As the hour of landing approached, Tokajer – the police chief of Holmes Beach – “juggled.”

“There’s no other word for it,” he said. “We are still working on Helene and at the same time we are working on Milton. So we're trying to get everyone out of Milton, and we're trying to move all the rubble away from Helene…

“And if you haven’t evacuated yet, get out by tonight. “You have to get out of here,” he said. “So far it looks as if the increase will be twice as high as for Helene. If we have double Helene's flood, the water out here will be over my head.

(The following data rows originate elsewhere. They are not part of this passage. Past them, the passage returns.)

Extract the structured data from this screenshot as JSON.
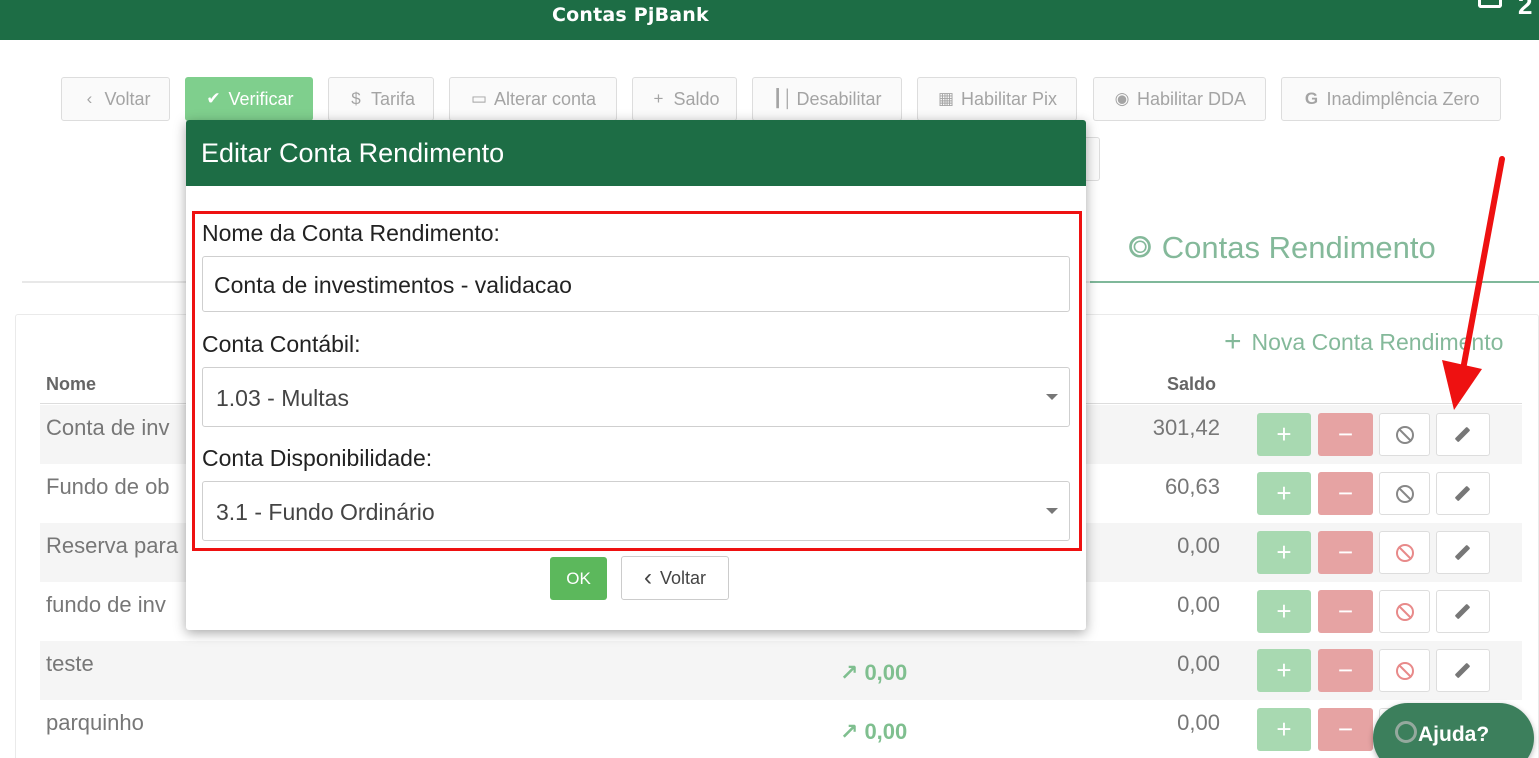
{
  "header": {
    "title": "Contas PjBank",
    "corner_text": "2"
  },
  "toolbar": {
    "voltar": "Voltar",
    "verificar": "Verificar",
    "tarifa": "Tarifa",
    "alterar_conta": "Alterar conta",
    "saldo": "Saldo",
    "desabilitar": "Desabilitar",
    "habilitar_pix": "Habilitar Pix",
    "habilitar_dda": "Habilitar DDA",
    "inadimplencia_zero": "Inadimplência Zero"
  },
  "section": {
    "title": "Contas Rendimento",
    "nova": "Nova Conta Rendimento"
  },
  "table": {
    "col_nome": "Nome",
    "col_saldo": "Saldo",
    "rows": [
      {
        "nome": "Conta de inv",
        "rendimento": "",
        "saldo": "301,42",
        "ban_color": "gray"
      },
      {
        "nome": "Fundo de ob",
        "rendimento": "",
        "saldo": "60,63",
        "ban_color": "gray"
      },
      {
        "nome": "Reserva para",
        "rendimento": "",
        "saldo": "0,00",
        "ban_color": "red"
      },
      {
        "nome": "fundo de inv",
        "rendimento": "",
        "saldo": "0,00",
        "ban_color": "red"
      },
      {
        "nome": "teste",
        "rendimento": "0,00",
        "saldo": "0,00",
        "ban_color": "red"
      },
      {
        "nome": "parquinho",
        "rendimento": "0,00",
        "saldo": "0,00",
        "ban_color": "red"
      }
    ]
  },
  "modal": {
    "title": "Editar Conta Rendimento",
    "nome_label": "Nome da Conta Rendimento:",
    "nome_value": "Conta de investimentos - validacao",
    "contabil_label": "Conta Contábil:",
    "contabil_value": "1.03 - Multas",
    "disponibilidade_label": "Conta Disponibilidade:",
    "disponibilidade_value": "3.1 - Fundo Ordinário",
    "ok": "OK",
    "voltar": "Voltar"
  },
  "help": {
    "label": "Ajuda?"
  },
  "colors": {
    "brand_green": "#1d6d45",
    "annotation_red": "#ee1111"
  }
}
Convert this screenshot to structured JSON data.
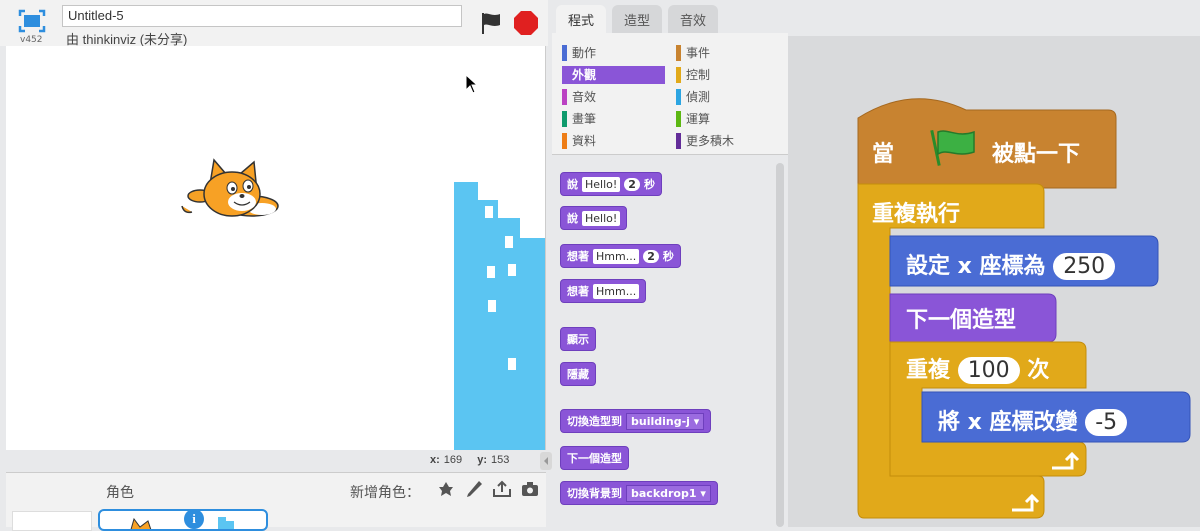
{
  "header": {
    "project_title": "Untitled-5",
    "author": "由 thinkinviz (未分享)",
    "version": "v452"
  },
  "stage": {
    "coords": {
      "x_label": "x:",
      "x_value": "169",
      "y_label": "y:",
      "y_value": "153"
    }
  },
  "sprite_pane": {
    "sprites_label": "角色",
    "new_sprite_label": "新增角色："
  },
  "tabs": [
    "程式",
    "造型",
    "音效"
  ],
  "categories": {
    "motion": "動作",
    "looks": "外觀",
    "sound": "音效",
    "pen": "畫筆",
    "data": "資料",
    "events": "事件",
    "control": "控制",
    "sensing": "偵測",
    "operators": "運算",
    "more": "更多積木"
  },
  "palette": {
    "say_for": {
      "cmd": "說",
      "text": "Hello!",
      "secs": "2",
      "unit": "秒"
    },
    "say": {
      "cmd": "說",
      "text": "Hello!"
    },
    "think_for": {
      "cmd": "想著",
      "text": "Hmm...",
      "secs": "2",
      "unit": "秒"
    },
    "think": {
      "cmd": "想著",
      "text": "Hmm..."
    },
    "show": "顯示",
    "hide": "隱藏",
    "switch_costume": {
      "cmd": "切換造型到",
      "value": "building-j"
    },
    "next_costume": "下一個造型",
    "switch_backdrop": {
      "cmd": "切換背景到",
      "value": "backdrop1"
    }
  },
  "script": {
    "hat": {
      "pre": "當",
      "post": "被點一下"
    },
    "forever": "重複執行",
    "set_x": {
      "text": "設定 x 座標為",
      "value": "250"
    },
    "next_costume": "下一個造型",
    "repeat": {
      "pre": "重複",
      "value": "100",
      "post": "次"
    },
    "change_x": {
      "text": "將 x 座標改變",
      "value": "-5"
    }
  },
  "colors": {
    "looks": "#8a55d7",
    "motion": "#4a6cd4",
    "control": "#e1a91a",
    "events": "#c88330",
    "building": "#5bc5f2"
  }
}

We won't be here.

“It will be surreal.”

Earlier, Keglor had reflected on his own rare evacuation with his tabby cat on Interstate 4, which in some ways reflected the unusual nature of Milton for Florida's central west coast: “If the storm stays on the current track, it will be the worst storm “This will impact the Tampa area for over 100 years,” the city's National Weather Service warned Monday.

“Statistically speaking, I guess we haven't really been hit directly in 100 years, and that seems to be it,” Keglor said.

Then, as he crept along the highway—with Milton churning in the Gulf—Keglor's thoughts turned to a lore he had picked up during his years in Seminole.

“It's like the Tocobaga tribe that blessed the Tampa Bay area and warded off storms,” he explained.

“And it just feels like it’s time to repeat that blessing.”

CNN's Paul P. Murphy reported from the west coast of Florida and Michelle Krupa wrote from Atlanta; Leigh Waldman in Tampa contributed to this report.